Detection of Small Holes by the Scale-Invariant Robust Density-Aware Distance (RDAD) Filtration
Chunyin Siu, Gennady Samorodnitsky, Christina Lee Yu, Andrey Yao
TL;DR
This work tackles the challenge of distinguishing small topological holes that are embedded in high-density regions from noise. It introduces the Robust Density-Aware Distance ($RDAD$) filtration, a scale-invariant, density-weighted topological filtration enhanced with distance-to-measure ($DTM$) for robustness, and provides both population and empirical formulations. The authors prove fundamental properties: persistence prolongation for high-density regions, scale invariance, and stability under additive noise and outliers, complemented by a bootstrapping scheme for feature significance.

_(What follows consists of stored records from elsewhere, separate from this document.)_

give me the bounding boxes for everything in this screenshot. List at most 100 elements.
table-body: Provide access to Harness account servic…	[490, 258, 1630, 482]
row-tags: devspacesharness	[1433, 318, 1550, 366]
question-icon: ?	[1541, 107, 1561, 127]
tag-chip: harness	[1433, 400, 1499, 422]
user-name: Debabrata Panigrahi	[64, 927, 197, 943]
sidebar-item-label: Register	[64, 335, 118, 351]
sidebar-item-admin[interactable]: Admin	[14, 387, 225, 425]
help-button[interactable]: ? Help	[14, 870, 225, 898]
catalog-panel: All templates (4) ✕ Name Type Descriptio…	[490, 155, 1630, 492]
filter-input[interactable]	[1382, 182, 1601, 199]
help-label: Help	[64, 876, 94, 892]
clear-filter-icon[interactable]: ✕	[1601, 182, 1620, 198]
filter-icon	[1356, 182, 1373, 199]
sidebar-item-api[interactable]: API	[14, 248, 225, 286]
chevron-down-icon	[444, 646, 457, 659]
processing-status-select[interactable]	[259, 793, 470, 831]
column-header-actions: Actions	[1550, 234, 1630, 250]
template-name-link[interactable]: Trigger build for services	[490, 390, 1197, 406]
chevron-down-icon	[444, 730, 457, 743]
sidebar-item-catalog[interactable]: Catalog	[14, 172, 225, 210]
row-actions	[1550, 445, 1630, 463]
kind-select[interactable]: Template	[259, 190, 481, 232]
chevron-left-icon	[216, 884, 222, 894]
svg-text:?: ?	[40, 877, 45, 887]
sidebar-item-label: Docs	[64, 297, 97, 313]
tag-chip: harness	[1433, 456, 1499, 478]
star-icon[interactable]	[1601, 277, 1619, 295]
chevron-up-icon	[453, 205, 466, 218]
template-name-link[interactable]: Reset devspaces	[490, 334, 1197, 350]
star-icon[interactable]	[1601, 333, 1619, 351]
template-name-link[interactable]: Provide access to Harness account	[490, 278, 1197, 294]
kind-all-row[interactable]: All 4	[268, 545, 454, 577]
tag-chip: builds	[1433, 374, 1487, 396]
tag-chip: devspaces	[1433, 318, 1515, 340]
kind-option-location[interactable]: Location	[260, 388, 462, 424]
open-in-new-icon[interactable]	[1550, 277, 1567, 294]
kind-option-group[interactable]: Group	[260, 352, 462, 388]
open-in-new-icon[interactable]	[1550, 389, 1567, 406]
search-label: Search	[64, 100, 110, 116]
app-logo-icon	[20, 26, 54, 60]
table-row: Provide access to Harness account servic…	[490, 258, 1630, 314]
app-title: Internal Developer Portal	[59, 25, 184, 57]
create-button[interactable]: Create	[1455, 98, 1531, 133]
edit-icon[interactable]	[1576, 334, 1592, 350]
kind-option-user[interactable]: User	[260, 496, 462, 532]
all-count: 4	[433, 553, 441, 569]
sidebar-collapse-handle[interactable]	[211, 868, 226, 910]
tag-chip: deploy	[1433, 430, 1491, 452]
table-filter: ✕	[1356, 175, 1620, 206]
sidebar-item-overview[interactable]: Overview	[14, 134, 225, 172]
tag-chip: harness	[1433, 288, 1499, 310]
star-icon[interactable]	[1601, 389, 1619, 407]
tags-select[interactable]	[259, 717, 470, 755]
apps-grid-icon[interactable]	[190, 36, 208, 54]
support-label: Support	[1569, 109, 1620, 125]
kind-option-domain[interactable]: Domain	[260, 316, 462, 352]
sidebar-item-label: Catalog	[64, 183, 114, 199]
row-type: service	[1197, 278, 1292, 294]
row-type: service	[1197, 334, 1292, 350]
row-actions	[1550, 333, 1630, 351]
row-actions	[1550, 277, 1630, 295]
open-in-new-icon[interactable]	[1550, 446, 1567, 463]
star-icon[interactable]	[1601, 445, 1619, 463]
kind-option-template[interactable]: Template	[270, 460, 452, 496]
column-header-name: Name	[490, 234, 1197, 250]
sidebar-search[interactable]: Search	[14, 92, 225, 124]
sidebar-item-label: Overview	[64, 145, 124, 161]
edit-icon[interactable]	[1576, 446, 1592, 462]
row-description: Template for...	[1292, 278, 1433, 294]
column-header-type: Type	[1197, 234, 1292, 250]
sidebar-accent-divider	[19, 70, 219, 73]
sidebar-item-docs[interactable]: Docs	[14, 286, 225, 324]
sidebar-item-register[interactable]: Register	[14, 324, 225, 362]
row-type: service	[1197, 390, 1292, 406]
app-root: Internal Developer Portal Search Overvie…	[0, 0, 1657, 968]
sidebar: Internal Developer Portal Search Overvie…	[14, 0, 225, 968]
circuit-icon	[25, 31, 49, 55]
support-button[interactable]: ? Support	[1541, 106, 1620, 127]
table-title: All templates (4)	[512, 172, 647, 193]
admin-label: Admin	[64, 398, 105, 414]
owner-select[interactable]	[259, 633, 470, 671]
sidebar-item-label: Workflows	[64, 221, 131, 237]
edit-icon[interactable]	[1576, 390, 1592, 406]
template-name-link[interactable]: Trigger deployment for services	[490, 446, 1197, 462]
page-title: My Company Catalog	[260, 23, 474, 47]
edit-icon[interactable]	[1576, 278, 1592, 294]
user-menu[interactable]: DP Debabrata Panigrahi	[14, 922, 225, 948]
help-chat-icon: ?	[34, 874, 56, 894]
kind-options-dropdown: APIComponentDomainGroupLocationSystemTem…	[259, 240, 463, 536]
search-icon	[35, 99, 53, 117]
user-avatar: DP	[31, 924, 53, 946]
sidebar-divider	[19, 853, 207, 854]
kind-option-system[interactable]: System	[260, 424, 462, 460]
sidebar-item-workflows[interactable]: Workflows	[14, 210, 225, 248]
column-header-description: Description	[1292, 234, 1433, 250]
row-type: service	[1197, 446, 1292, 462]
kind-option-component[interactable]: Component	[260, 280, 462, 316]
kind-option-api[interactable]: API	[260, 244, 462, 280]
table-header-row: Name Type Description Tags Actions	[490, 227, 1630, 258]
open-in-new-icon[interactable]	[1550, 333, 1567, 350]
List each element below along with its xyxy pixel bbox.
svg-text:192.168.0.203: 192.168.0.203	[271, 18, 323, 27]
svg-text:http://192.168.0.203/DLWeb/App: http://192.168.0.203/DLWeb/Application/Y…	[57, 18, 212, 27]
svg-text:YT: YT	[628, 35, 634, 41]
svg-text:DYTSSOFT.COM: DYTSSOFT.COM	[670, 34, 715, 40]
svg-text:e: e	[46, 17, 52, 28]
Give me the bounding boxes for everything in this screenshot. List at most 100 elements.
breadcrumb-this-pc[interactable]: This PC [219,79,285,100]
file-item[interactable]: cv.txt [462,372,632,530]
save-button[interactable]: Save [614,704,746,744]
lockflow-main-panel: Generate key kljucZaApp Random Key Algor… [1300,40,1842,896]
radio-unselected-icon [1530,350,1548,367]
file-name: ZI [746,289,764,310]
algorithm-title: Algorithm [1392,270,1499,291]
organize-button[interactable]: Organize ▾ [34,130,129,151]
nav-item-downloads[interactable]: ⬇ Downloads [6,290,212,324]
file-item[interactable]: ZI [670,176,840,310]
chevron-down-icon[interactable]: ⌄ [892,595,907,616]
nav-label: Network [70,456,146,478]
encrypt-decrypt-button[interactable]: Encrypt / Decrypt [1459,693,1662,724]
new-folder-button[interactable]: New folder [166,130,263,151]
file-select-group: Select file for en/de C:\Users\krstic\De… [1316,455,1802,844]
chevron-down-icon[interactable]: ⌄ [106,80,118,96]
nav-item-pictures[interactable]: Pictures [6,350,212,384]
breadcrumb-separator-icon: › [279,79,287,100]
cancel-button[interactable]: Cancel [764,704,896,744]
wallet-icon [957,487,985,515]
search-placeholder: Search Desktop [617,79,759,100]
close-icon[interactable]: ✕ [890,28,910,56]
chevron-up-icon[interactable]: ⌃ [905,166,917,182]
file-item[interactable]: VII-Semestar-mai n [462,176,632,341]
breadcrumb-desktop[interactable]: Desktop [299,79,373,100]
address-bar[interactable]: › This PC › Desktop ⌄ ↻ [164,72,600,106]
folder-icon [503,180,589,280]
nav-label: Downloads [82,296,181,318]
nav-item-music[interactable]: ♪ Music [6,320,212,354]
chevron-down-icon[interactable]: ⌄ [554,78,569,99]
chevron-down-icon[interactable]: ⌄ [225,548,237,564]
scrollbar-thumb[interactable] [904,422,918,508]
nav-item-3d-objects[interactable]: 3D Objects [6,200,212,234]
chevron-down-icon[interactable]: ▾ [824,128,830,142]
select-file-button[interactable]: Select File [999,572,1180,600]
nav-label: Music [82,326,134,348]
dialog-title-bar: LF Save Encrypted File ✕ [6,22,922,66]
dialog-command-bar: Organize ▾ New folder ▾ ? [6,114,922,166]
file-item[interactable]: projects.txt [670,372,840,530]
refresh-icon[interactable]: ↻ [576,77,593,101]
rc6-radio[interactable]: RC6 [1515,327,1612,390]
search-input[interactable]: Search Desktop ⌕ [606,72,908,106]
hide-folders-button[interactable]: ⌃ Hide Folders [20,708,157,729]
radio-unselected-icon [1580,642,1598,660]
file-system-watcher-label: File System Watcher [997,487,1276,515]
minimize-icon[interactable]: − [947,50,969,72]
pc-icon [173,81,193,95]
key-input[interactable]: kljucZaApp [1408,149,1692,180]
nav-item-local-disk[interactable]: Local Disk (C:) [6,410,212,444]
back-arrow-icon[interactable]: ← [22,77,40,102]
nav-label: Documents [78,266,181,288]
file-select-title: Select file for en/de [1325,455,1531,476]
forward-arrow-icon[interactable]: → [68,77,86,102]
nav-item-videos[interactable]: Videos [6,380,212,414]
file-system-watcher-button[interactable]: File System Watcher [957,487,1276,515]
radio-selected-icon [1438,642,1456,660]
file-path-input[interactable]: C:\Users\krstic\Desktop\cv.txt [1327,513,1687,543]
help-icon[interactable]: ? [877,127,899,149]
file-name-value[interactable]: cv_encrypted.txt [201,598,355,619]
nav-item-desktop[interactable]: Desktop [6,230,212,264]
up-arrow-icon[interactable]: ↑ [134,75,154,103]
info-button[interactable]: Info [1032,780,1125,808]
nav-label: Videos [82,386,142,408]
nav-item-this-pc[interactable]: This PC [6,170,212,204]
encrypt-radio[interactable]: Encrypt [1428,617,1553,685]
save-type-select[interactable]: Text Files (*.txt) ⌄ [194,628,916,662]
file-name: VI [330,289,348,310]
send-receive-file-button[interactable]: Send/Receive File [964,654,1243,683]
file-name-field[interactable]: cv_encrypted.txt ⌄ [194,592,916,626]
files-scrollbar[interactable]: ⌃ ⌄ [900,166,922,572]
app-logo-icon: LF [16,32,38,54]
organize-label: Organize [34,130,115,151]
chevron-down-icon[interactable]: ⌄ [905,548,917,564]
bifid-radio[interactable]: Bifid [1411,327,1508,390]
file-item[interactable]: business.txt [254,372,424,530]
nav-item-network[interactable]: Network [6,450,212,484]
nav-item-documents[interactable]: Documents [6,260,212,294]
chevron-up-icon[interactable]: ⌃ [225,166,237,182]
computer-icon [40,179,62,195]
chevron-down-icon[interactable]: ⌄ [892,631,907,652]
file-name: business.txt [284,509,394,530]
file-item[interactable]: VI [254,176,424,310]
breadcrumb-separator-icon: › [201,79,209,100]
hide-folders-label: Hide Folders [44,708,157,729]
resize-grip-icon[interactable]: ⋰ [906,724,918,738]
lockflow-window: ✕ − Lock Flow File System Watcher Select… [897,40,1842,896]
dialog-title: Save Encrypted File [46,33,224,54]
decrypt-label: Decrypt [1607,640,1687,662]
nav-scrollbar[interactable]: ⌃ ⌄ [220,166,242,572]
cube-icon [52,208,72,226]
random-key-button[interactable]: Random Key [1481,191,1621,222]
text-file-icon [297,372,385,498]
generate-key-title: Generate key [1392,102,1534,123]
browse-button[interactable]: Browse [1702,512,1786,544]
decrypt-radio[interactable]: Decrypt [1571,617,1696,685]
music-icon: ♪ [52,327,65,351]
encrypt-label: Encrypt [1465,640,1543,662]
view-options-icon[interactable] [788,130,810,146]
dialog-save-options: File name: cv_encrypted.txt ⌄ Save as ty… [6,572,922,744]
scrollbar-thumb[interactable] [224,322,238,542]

Empirical validation on synthetic Voronoi-like data and real cellular-tower locations demonstrates improved detection of small holes, with an open-source implementation enabling practical use in diverse domains.
Abstract
A novel topological-data-analytical (TDA) method is proposed to distinguish, from noise, small holes surrounded by high-density regions of a probability density function. The proposed method is robust against additive noise and outliers. Traditional TDA tools, like those based on the distance filtration, often struggle to distinguish small features from noise, because both have short persistences. An alternative filtration, called the Robust Density-Aware Distance (RDAD) filtration, is proposed to prolong the persistences of small holes of high-density regions. This is achieved by weighting the distance function by the density in the sense of Bell et al. The concept of distance-to-measure is incorporated to enhance stability and mitigate noise. The persistence-prolonging property and robustness of the proposed filtration are rigorously established, and numerical experiments are presented to demonstrate the proposed filtration's utility in identifying small holes.